Research
“How brand perception (really) changes over time: Decomposing real from nominal changes using time-aware natural language processing” Vincent Chen, Ming Hsu, and Zhihao Zhang (Job Market Paper)
Consumer perceptions of brands are rarely static. Consequently, successful branding demands timely and accurate tracking of the evolving dynamics of how consumers perceive brands. While measuring brand perception has long been a standard practice for marketers, a less recognized challenge of brand tracking is that the language describing attributes of brands—such as how Social a brand is—can itself change over time. In this paper, we propose the need to introduce a conceptual distinction between real and nominal measures of brand perception changes, as the latter can deviate substantially from the former due to changes in attribute meanings over time. Specifically, we develop a data-driven approach to dissociate real from nominal perception by accounting for changes in attribute meanings. We do so by leveraging time-aware natural language processing (NLP) models and brand tracking data covering 20 years between 2001 and 2020 to extract attribute meanings over time from contemporaneous longitudinal text corpora. We further present evidence supporting the validity of our decomposition using a combination of behavioral and NLP approaches. Taken together, this work expands the ability of researchers and practitioners to capture changes in brand perception over time and provides a theoretical foundation for understanding their managerial implications.

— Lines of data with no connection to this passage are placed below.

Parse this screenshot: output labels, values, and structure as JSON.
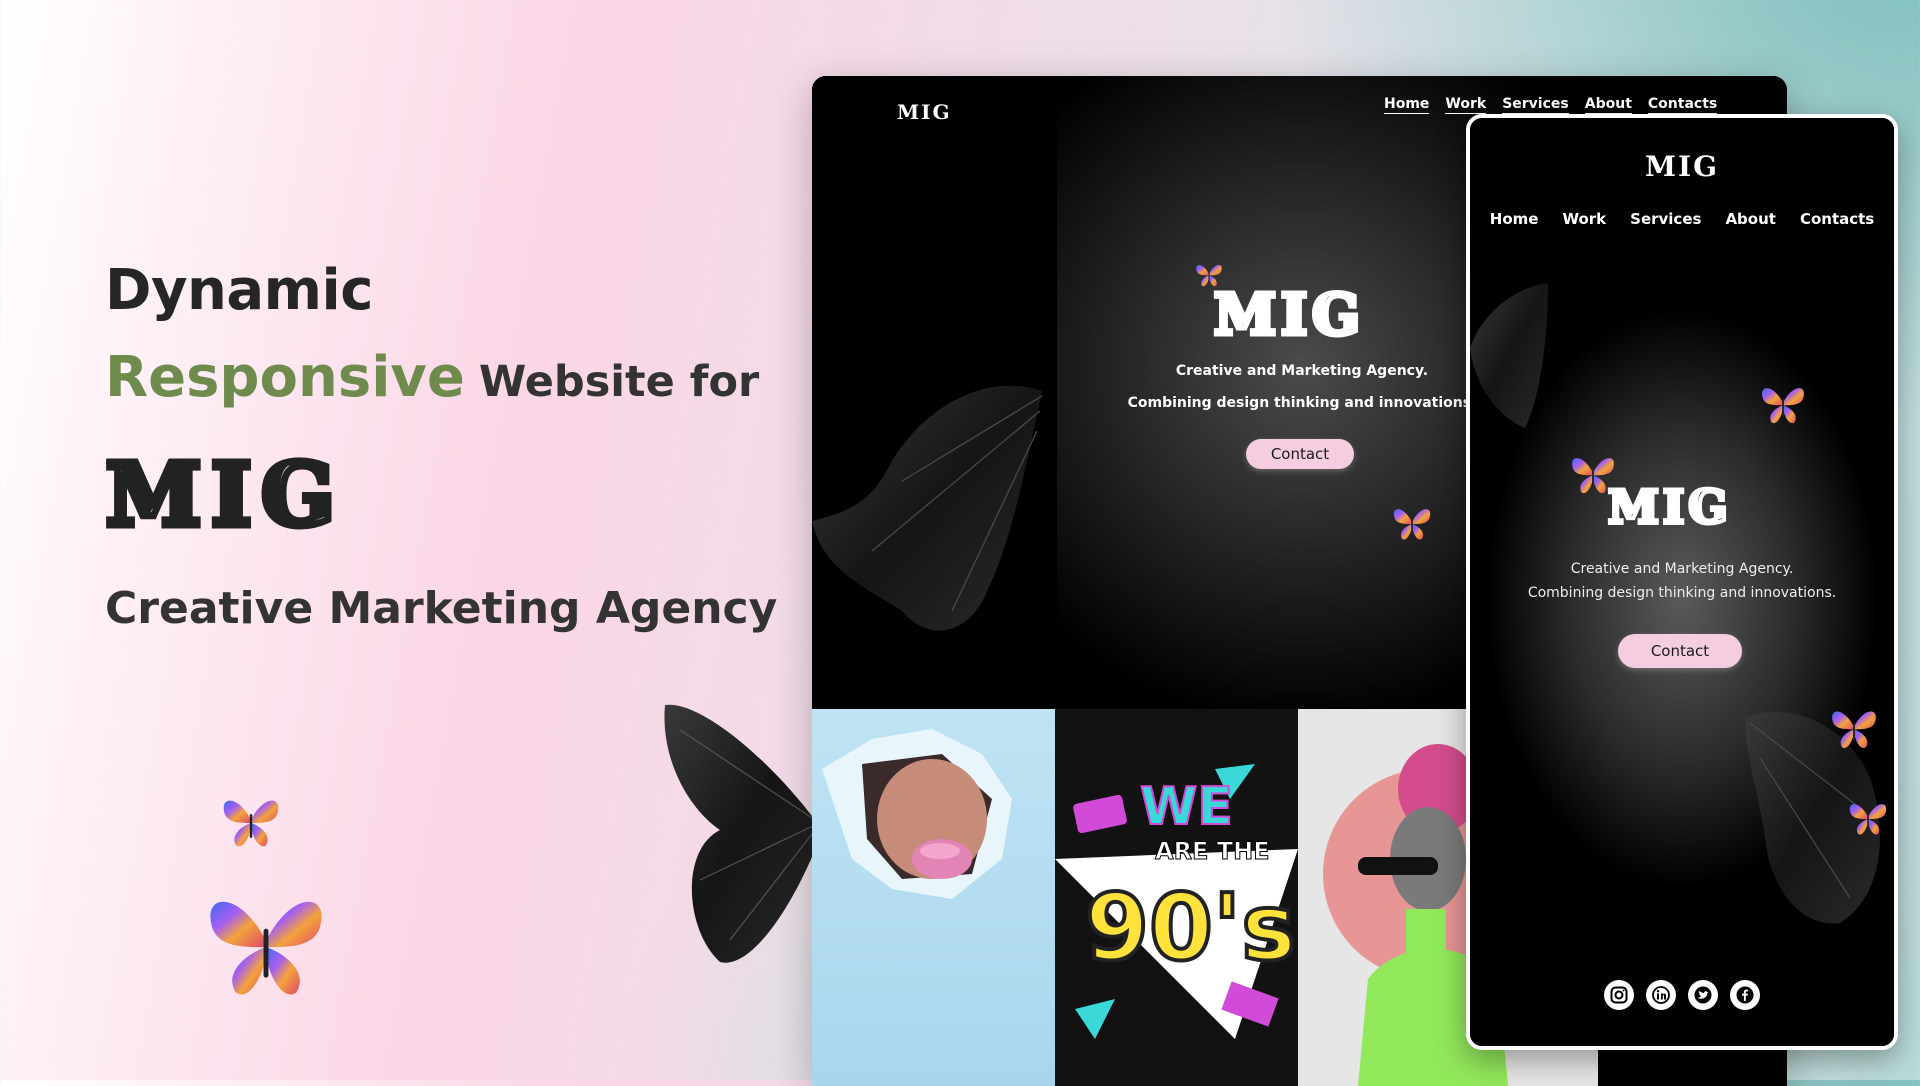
{
  "hero": {
    "line1": "Dynamic",
    "accent": "Responsive",
    "rest": "Website for",
    "logo": "MIG",
    "tagline": "Creative Marketing Agency"
  },
  "desktop": {
    "logo": "MIG",
    "nav": [
      "Home",
      "Work",
      "Services",
      "About",
      "Contacts"
    ],
    "title": "MIG",
    "subtitle1": "Creative and Marketing Agency.",
    "subtitle2": "Combining design thinking and innovations.",
    "button": "Contact",
    "tile2_text1": "WE",
    "tile2_text2": "ARE THE",
    "tile2_text3": "90's"
  },
  "mobile": {
    "logo": "MIG",
    "nav": [
      "Home",
      "Work",
      "Services",
      "About",
      "Contacts"
    ],
    "title": "MIG",
    "subtitle1": "Creative and Marketing Agency.",
    "subtitle2": "Combining design thinking and innovations.",
    "button": "Contact",
    "social": [
      "instagram-icon",
      "linkedin-icon",
      "twitter-icon",
      "facebook-icon"
    ]
  },
  "colors": {
    "accent_green": "#6e8a4c",
    "button_pink": "#f5cde0",
    "text_dark": "#262626"
  }
}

“Windfall, similarity, and mental accounting” with Ellen Evers - Under review at Journal of Consumer Research
Although money is fungible, consumers often spend it differently depending on its source. One well-known example is the windfall effect, where consumers appear more willing to spend windfall (vs. hard-earned) money. Three competing theories have been proposed to explain this phenomenon. Two popular theories suggest consumers have a higher marginal propensity to consume (HMPC) when spending windfall money, either in general or specifically for hedonic products. A third theory, mental accounting (MA), suggests that people mentally categorize windfall and hard-earned money differently. However, past research has not specified exactly how these mental categories are formed, resulting in unfalsifiable explanations. We address this issue by proposing a similarity-based model of mental accounting, which predicts that consumers are more likely to spend money on products similar to the source of the money, whether the money is a windfall or not. Across four controlled experiments and one field study, we find consistent evidence supporting a similarity-based process. In contrast, we find no evidence that simply receiving a windfall increases spending, challenging the widely accepted HMPC explanation. We further show that prior evidence for HMPC can be explained by selective stimulus sampling: when a broader range of products is tested, the windfall effect disappears.